Friday, February 17, 2012

Reversing Local Austerity - NYTimes.com

Reversing Local Austerity - NYTimes.com

February 17, 2012, 10:40 AM

Reversing Local Austerity

I’m going to break blog silence just for a minute to put up something related to what I’m working on that should also, I believe, be part of current discussion.

One question that arises when we talk about the possibility of reversing the disastrous push for austerity runs something like this: “OK, you say you want more government spending, but what should it spend money on?” The truth is that I think the perceived lack of shovel-ready projects was overstated even in 2009, but it was a real concern.

The point I want to make is that matters now are actually a lot easier: we could get a fairly big fiscal bang just by resuming aid to state and local governments, allowing them to reverse the big cuts they have recently made.

So here’s my chart.
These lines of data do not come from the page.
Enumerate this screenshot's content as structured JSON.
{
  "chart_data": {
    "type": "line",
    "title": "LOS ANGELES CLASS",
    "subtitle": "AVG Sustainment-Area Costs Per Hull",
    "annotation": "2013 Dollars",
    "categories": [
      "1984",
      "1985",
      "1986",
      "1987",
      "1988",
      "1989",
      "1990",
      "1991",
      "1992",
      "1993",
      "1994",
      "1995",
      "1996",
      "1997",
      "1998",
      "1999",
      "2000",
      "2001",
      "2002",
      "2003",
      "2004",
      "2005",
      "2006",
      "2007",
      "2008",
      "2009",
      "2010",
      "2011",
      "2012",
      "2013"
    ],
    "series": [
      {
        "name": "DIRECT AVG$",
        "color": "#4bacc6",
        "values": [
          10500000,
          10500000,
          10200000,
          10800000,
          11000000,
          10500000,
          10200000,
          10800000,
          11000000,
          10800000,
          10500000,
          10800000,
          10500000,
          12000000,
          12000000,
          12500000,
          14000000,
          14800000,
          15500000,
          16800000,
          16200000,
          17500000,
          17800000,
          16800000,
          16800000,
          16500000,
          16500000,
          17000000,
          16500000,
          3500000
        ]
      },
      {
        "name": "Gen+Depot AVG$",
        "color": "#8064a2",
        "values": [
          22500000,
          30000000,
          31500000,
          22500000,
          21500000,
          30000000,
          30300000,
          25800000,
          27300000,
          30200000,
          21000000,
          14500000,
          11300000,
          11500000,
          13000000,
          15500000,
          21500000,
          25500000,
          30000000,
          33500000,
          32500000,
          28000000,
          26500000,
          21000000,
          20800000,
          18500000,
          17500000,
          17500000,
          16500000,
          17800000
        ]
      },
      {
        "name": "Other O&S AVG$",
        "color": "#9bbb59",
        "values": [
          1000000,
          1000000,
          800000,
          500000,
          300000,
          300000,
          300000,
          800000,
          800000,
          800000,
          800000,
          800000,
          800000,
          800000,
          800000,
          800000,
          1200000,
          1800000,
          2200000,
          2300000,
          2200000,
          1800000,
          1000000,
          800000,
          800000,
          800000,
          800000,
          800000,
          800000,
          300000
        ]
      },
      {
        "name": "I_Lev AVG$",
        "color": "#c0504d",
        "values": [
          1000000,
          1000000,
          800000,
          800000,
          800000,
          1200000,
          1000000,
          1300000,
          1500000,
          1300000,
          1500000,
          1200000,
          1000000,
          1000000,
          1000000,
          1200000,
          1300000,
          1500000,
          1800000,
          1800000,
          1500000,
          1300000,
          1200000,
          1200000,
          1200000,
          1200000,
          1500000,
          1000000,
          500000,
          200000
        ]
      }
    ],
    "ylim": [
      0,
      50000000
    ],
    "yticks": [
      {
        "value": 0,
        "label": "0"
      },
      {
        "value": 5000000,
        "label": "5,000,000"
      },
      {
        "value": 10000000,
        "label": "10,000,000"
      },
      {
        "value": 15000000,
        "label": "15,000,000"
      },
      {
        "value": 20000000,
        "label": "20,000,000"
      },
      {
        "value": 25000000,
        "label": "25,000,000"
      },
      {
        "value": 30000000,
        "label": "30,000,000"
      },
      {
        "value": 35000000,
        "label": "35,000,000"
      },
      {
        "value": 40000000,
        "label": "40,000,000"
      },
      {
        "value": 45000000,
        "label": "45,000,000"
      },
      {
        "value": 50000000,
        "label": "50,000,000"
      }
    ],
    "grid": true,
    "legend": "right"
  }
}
It shows employment by state and local governments, which has fallen around half a million, with the majority of the cuts coming from education. Moreover, the baseline should not be zero; it should be normal growth, say along with population growth. So I’ve indicated what would have happened to state and local employment if it had grown at its usual rate of 1% a year:

This suggests to me that we could put well over a million people to work directly, and probably around 3 million once you take other effects into account, without any need to come up with new projects; just transfer enough money to state and local governments to let them return to doing the essential business of government, like educating our children.

This isn’t the whole of what we should be doing, by a long shot. But anyone who thinks we don’t have good ways to stimulate demand can be refuted with this observation alone.